Horseback Riding in Iceland
“This is Hobie.” The girl was dressed in tight riding pants and a jacket sporting the logo for Ishestar, and she smiled as she patted Hobie on his side.
Hobie. Which rhymes with Toby. Toby, my mischievous cat that boofs me in the nose at 5:30 in the morning and sneaks up on his sister while she’s eating. Toby. Hobie.
Alright, me and Hobie were going riding. I’m not good at horseback riding and I don’t particularly like it, but, I’ve been told, when in Iceland, ride an Icelandic horse.
Icelandic horses are a bit different than your average horse. They’re shorter and more compact with wild locks. They look innocent at this size, like being bucked off and pushed around is something they just can’t do.
I hopped on Hobie, a little nervous but comfortably holding the reigns as I’d been taught — not too tight, not too loose, with my pinkies facing outward. I leaned backward ever so slightly and made sure my stirrups were held a safe distance from Hobie’s body.
And then we started off — first one, then two, then dozens of horses all lined up in a row, walking down the side of a dirt road. I started toward the beginning of the pack, three horses from the front. We steadily rode along, following close behind the horse in front of us. Something about Icelandic horses encourages them to steadfastly keep their noses stuck in the tails of the horse in front of them.
Suddenly, Hobie dipped to the side and headed into the ditch. I grabbed the reigns tightly, pulling them to the left, encouraging him to climb back onto the path. A few horses passed us. They continued to look straight ahead into the tails in front of them, but the riders snickered.
I pulled on the reigns while trying to coax Hobie out of the ditch with words of encouragement and endearment, a moment of panic rising in the throat. This horse didn’t have to listen to me. It didn’t matter what I did. He wanted to eat grass and that’s what he’d do. If he wanted to take off running over the lava field, he’d do that too. Instead, he grabbed a few more bites of grass as others passed by, then he strolled back up the bank of the ditch and got back into line, walking as though he’d never missed a collective step.
One of the four guides rode up alongside me. “He can be a bit of a troublemaker,” she said. “He likes to test his boundaries.”
You don’t say.
She trotted on, riding up toward the beginning of the line, then slowing down as the large crowd passed by.
Now halfway back in the line, Hobie walked along with the others. I looked around at my surroundings. Now two weeks into my vacation in Iceland, the treeless landscape was familiar. The earth rolled and scrub plants pushed up between patches of lava. A smattering of yellow and purple flowers colored the land. A heavy raincloud hovered above us then opened up into a sprinkle.
Every once in awhile Hobie turned his head as if to dip down into the ditch but he stayed the course. And then … down he went, his mouth open, ready to chomp down on a mid-morning snack. I pulled. I begged. I pleaded.
By the time we reached our halfway snack time stopping point, Hobie and I had drifted from third to about fortieth in the line.
I dropped off of Hobie’s back.
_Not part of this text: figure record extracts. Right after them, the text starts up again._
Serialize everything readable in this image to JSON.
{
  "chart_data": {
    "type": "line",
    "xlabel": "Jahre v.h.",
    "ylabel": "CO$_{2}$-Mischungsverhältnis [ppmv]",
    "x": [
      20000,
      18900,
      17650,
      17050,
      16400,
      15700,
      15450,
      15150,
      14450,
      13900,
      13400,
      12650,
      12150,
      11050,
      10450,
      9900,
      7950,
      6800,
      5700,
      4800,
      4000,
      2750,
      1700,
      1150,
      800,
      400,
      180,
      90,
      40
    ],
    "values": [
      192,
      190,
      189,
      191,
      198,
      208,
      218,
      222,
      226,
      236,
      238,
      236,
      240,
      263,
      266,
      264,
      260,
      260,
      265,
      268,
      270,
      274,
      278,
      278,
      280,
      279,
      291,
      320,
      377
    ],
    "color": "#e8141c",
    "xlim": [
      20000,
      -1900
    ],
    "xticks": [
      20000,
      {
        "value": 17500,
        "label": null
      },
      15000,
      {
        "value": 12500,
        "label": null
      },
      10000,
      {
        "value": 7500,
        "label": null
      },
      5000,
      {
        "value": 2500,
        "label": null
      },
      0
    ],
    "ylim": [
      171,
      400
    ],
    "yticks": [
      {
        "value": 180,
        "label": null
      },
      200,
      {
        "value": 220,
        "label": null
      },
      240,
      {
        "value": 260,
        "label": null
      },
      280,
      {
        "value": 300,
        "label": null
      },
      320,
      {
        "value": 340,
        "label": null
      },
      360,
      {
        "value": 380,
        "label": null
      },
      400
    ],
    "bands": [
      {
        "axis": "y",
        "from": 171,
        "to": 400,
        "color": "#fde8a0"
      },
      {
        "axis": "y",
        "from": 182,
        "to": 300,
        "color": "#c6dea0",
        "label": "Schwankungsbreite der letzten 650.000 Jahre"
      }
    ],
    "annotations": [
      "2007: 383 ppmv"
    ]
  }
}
My feet back on the ground, I bent down to look Hobie in the eyes as he munched away. “Really, buddy? Really? You’re going to act like this?”
One of my travel partners had a horse that fell asleep standing up during the break. The one walked his horse around. Hobie walked me around, nosing through the eaten grass for the good stuff.
Fifteen minutes later, I pulled myself back onto Hobie’s back. He got back into line like an obedient horse and we took off for our walk back to the stables, closing the round-trip loop we’d started a little over an hour earlier.
Positioned about halfway back in the line, Hobie’s chin practically rested on the horse’s rump in front of us. I glanced at the small houses we passed. Suddenly Hobie dipped into the ditch, mouth open, and lunged for a mouthful of grass. “Hobie!” I pulled at the reigns halfheartedly, giving an obligatory sigh and then letting him chew for a moment before actually making an attempt to pull him back into line. The other riders giggled as they passed by, and then Hobie pulled himself out of the ditch and kept on walking.
The stable called. Or maybe the hay waiting for him in the stable. I’ll never know.
Notes on riding with Ishestar:
The horseback riding experience is strictly about riding Icelandic horses. There is no context given on the surrounding landscape so enjoy it simply for the ride. All skill levels are welcome. Those with more experience are welcome to split off with a guide later in the ride to gallop instead of walk. I participated in the Lava Tour, but Ishestar offers many different tours ranging from a few hours to several days. Tour size depends on tour type.
I received a discounted horse riding experience with Ishestar through the tour operator Arctic Adventures but all opinions are my own.